= Eline Flipse =

Dutch film director

Eline Flipse (born in 1954 in Wageningen, the Netherlands) is a film director of documentaries.

Flipse studied at the Film Academy in Amsterdam, where she got her degree in 1978. In 1982, she made her first documentary, Het Verschijnsel B, about bibliophily.

She directed her first documentary for Scarabee Films in 1995; Broken Silence was about five young Chinese composers. The film won many international awards, including the Grand Prix of the Visions du Réel documentary film festival in Nyon, Switzerland, the Grand Prize Ethos Bacao (Romania), and the Best Discovery Documentary, Festival Du Nouveau Cinema in Montreal. It also was nominated for best feature-length documentary at the Dutch Film Festival.

Since Broken Silence, the collaboration between Eline Flipse and Scarabee Films has led to several very successful documentaries. Biografi, for example, won the Prix d'Europa in 2001 (Berlin).

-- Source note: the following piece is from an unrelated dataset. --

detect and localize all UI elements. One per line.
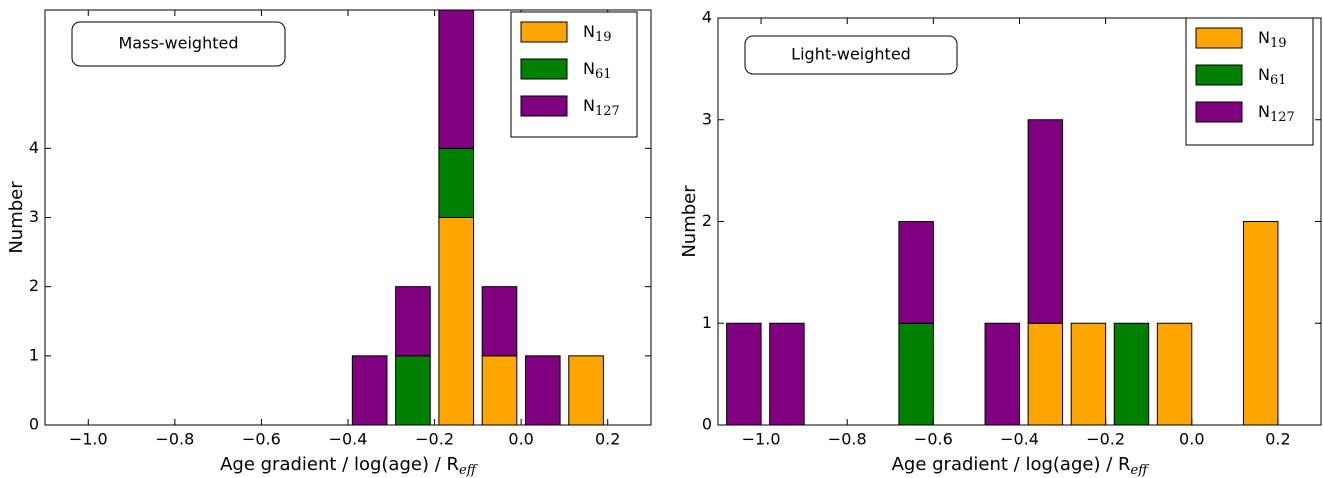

At the moment, Eline Flipse is finishing Eat Your Enemy, a documentary about aggression and spirituality. It is a film full of paradoxes and has already been selected for the International Film Festival Rotterdam 2005. Eline already has plans for her next film: Galina will be a portrait of the Russian opera diva Galina Vishnevskaya, wife of the world-famous cellist Rostropovich.